O halde mahkemece, öncelikle davacının maluliyet oranının tespiti için Adli Tıp Kurumu 3. İhtisas Kurulundan, Adli Tıp Şube Müdürlüklerinden veya üniversitelerin adli tıp kürsülerinden olay tarihinde yürürlükte olan Çalışma Gücü ve Meslekte Kazanma Gücü Kaybı Oranı Tespit İşlemleri Yönetmeliğine uygun rapor alınarak sonucuna göre de gerçek zararın tespiti için aktüerya uzmanından rapor alınarak karar verilmesi gerekirken eksik incelemeyle yazılı olduğu biçimde hüküm tesisi doğru olmamıştır.

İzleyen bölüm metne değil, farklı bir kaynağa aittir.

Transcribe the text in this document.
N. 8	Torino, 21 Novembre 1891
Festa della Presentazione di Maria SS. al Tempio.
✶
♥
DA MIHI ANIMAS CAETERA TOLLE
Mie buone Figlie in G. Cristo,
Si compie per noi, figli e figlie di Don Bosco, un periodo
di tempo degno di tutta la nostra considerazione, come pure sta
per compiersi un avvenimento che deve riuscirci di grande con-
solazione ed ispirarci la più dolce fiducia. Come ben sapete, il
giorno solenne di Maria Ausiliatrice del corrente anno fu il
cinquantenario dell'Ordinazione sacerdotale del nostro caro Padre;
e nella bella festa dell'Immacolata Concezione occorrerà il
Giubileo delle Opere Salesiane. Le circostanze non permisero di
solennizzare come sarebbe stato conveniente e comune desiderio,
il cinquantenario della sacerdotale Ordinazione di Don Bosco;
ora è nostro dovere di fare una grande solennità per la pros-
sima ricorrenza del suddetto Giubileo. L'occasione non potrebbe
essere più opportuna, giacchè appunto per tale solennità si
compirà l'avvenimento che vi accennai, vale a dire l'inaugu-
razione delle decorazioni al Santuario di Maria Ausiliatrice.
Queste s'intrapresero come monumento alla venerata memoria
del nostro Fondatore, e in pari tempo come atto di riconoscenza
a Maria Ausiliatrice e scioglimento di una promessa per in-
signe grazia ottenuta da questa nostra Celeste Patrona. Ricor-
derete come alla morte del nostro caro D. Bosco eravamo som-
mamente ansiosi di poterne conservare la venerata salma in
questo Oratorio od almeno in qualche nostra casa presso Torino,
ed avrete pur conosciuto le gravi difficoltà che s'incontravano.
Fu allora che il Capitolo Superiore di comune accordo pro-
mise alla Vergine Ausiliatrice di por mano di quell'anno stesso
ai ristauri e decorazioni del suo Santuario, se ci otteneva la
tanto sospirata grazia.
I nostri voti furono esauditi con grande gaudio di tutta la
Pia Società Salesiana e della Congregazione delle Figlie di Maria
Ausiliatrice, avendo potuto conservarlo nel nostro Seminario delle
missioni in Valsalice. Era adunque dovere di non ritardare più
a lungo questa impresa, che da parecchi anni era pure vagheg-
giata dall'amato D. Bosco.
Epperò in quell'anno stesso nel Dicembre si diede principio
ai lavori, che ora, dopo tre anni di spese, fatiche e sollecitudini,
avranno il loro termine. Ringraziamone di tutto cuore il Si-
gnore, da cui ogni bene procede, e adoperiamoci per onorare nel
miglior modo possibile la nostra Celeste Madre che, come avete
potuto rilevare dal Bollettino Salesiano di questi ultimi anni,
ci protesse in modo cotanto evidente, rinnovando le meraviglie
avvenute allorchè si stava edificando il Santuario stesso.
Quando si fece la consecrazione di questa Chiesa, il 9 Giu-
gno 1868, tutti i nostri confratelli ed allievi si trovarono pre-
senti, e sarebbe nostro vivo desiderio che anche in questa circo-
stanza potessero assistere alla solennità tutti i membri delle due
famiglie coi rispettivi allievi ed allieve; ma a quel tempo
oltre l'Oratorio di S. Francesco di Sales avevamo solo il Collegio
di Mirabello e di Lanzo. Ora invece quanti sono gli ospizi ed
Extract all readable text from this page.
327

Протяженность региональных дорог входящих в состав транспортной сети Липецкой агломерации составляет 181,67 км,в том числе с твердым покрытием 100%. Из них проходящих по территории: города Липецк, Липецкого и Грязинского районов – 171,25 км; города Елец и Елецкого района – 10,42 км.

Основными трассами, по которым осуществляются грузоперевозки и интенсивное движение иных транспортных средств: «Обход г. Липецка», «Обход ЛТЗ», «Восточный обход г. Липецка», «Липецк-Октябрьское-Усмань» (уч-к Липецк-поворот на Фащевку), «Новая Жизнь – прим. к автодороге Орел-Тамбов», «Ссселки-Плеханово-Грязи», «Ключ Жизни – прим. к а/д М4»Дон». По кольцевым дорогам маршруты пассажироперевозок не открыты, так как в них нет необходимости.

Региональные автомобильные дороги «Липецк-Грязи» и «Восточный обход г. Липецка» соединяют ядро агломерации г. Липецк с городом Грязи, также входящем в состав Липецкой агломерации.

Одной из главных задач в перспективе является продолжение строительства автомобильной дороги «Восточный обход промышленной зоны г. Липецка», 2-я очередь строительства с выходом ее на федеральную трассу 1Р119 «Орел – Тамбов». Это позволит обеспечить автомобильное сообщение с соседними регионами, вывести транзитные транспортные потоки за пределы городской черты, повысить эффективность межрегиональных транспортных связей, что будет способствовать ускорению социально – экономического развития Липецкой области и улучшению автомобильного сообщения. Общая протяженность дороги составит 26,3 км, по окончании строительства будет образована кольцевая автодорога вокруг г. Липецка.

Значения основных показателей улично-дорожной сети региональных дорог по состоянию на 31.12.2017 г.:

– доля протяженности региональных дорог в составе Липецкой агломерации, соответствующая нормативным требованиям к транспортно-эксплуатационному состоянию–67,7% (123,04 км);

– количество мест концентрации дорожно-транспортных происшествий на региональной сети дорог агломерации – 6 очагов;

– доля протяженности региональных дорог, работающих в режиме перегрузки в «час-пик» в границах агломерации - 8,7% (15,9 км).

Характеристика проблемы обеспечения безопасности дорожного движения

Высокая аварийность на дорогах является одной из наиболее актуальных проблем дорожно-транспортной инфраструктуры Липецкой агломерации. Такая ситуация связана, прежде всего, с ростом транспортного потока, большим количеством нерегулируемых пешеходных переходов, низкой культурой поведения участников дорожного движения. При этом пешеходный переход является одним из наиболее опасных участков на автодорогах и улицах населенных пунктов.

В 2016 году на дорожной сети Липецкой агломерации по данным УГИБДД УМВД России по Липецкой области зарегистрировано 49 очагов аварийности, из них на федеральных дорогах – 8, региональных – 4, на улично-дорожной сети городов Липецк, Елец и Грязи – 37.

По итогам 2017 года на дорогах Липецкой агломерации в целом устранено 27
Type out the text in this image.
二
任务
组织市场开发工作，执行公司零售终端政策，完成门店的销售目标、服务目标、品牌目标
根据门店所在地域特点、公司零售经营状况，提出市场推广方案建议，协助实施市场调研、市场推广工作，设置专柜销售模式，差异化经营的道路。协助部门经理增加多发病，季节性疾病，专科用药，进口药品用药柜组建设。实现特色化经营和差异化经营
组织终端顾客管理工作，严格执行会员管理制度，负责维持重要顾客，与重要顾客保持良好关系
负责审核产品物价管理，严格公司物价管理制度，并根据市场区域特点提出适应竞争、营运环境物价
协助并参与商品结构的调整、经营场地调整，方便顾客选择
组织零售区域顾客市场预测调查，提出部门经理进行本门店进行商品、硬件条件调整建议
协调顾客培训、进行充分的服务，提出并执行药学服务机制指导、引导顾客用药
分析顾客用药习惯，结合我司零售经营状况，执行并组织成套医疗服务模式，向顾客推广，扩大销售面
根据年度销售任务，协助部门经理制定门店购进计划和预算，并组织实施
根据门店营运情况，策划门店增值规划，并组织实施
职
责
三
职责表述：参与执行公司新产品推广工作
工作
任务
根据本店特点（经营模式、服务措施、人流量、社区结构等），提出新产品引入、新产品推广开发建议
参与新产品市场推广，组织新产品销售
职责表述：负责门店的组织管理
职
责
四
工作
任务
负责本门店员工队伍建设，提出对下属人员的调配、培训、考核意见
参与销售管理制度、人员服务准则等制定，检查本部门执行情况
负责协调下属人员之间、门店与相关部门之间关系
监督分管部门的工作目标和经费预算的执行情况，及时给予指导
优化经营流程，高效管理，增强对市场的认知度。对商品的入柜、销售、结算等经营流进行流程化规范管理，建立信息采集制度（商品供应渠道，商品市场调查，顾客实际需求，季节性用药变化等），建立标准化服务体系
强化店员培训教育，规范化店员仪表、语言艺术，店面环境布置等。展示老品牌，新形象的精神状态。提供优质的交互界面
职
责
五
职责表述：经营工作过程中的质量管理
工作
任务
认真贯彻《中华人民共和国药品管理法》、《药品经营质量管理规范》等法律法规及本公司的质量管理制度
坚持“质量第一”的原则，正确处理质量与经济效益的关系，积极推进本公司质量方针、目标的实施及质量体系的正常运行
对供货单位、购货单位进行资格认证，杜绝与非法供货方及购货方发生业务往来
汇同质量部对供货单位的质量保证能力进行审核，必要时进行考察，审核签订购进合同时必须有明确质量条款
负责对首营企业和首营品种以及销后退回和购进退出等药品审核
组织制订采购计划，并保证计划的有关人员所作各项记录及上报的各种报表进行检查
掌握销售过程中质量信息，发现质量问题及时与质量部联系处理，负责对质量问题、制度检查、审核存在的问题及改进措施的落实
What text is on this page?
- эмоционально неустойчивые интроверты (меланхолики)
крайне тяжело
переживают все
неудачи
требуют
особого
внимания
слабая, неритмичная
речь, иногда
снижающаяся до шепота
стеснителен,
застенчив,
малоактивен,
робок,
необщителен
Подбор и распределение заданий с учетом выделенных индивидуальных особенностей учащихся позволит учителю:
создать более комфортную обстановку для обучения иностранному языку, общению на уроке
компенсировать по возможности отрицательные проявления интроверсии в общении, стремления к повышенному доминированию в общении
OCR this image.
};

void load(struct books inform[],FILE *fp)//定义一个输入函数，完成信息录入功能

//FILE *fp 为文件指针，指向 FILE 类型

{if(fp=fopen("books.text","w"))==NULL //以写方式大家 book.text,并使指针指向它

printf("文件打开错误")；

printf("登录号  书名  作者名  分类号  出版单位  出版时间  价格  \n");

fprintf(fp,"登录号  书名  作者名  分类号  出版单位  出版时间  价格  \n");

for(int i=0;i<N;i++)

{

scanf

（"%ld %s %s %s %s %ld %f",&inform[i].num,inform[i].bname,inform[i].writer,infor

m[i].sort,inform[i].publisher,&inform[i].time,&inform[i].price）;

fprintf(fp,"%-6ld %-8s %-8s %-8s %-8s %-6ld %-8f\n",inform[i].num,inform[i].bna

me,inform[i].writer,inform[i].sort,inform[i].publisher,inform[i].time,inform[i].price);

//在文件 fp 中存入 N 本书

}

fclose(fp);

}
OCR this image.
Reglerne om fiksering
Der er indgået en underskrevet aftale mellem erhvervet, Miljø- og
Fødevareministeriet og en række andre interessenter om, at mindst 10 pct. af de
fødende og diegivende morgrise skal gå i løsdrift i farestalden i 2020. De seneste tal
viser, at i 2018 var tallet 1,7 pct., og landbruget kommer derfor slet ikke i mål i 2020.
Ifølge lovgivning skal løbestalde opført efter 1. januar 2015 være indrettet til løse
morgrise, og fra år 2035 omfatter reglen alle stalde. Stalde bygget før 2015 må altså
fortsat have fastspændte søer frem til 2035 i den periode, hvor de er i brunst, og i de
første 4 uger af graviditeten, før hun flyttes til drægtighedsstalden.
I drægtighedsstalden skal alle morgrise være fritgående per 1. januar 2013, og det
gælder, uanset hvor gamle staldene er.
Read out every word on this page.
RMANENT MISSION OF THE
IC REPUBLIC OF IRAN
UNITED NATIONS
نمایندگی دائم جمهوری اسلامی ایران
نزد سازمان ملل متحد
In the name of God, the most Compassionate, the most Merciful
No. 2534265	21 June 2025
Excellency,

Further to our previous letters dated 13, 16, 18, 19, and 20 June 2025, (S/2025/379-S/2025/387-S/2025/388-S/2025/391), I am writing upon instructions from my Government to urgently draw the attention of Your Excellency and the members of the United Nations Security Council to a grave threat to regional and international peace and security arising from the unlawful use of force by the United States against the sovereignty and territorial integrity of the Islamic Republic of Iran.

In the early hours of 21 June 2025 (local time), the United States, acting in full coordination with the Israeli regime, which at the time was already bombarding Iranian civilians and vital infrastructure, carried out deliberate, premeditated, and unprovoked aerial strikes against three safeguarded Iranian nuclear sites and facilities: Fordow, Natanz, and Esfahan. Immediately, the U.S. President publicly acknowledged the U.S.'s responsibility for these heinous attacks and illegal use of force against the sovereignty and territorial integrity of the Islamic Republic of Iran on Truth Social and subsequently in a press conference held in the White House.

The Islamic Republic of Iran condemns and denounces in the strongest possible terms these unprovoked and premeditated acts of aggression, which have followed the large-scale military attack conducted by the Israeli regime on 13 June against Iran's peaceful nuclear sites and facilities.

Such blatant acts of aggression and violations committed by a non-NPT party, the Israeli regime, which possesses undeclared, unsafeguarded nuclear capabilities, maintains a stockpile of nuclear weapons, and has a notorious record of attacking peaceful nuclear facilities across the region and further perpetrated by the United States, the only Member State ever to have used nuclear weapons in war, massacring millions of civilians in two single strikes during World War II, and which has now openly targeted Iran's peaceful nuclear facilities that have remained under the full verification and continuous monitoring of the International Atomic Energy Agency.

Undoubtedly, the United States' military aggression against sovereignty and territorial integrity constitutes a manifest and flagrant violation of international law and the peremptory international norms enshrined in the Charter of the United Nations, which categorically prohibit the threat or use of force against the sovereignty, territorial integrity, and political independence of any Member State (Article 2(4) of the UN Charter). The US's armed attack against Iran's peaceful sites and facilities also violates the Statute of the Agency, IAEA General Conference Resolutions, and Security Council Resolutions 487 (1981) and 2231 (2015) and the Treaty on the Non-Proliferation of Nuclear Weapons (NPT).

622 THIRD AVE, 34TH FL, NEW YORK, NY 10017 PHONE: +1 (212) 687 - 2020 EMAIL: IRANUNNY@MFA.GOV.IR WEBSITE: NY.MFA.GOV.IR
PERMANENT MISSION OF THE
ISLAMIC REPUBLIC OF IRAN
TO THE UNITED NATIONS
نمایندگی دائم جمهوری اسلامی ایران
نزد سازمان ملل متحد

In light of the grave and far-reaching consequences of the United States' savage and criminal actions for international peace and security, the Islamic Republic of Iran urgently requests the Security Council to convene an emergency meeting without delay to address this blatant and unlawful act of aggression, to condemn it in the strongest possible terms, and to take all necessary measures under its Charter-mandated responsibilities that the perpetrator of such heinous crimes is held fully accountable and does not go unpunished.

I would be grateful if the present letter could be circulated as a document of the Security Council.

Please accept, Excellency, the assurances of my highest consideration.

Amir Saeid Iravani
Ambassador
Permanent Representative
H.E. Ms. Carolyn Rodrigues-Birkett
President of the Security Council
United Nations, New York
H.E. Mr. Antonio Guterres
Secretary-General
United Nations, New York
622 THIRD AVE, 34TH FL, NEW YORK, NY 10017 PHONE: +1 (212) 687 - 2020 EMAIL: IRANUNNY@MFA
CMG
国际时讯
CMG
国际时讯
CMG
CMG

b) Manevi tazminat zenginleşme aracı olmamakla beraber, bu yöndeki talep hakkındaki hüküm kurulurken olay sebebiyle duyulan acı ve elemin kısmen de olsa giderilmesi amaçlanmalı ve bu sebeple tarafların sosyal ve ekonomik durumları ile birlikte olayın meydana geliş şekli ve tarafların kusur durumu da gözönünde tutularak, (818 sayılı BK"nun 47. maddesi) 6098 sayılı B.K.’nun 56.maddesindeki özel haller dikkate alınarak, hak ve nasafet kuralları çerçevesinde bir sonuca varılmalıdır. Zira, M.K"nun 4.maddesinde, kanunun takdir hakkı verdiği hallerde hakimin hak ve nasafete göre hükmedeceği öngörülmüştür.
Belirtilen hususlar dikkate alındığında, olay tarihi, olayın meydana geliş şekli, tarafların kusur durumu dikkate alındığında davacı için manevi tazminat verilmemesi doğru görülmemiş ve hakkaniyete uygun bir manevi tazminata hükmedilmek üzere kararın bozulması gerekmiştir.
2-Bozmanın kapsam ve şekline göre davacı vekilinin vekalet ücreti ve yargılama giderlerine ilişkin temyiz itirazlarının incelenmesine şimdilik gerek görülmemiştir.
SONUÇ: Yukarıda (1-a-b) nolu bentte açıklanan nedenlerle davacı vekilinin temyiz itirazlarının kabulü ile hükmün BOZULMASINA, (2) nolu bentte açıklanan nedenlerle davacı vekilinin temyiz itirazlarının incelenmesine yer olmadığına, peşin alınan harcın istek halinde temyiz eden davacıya geri verilmesine 21/10/2019 gününde oybirliğiyle karar verildi.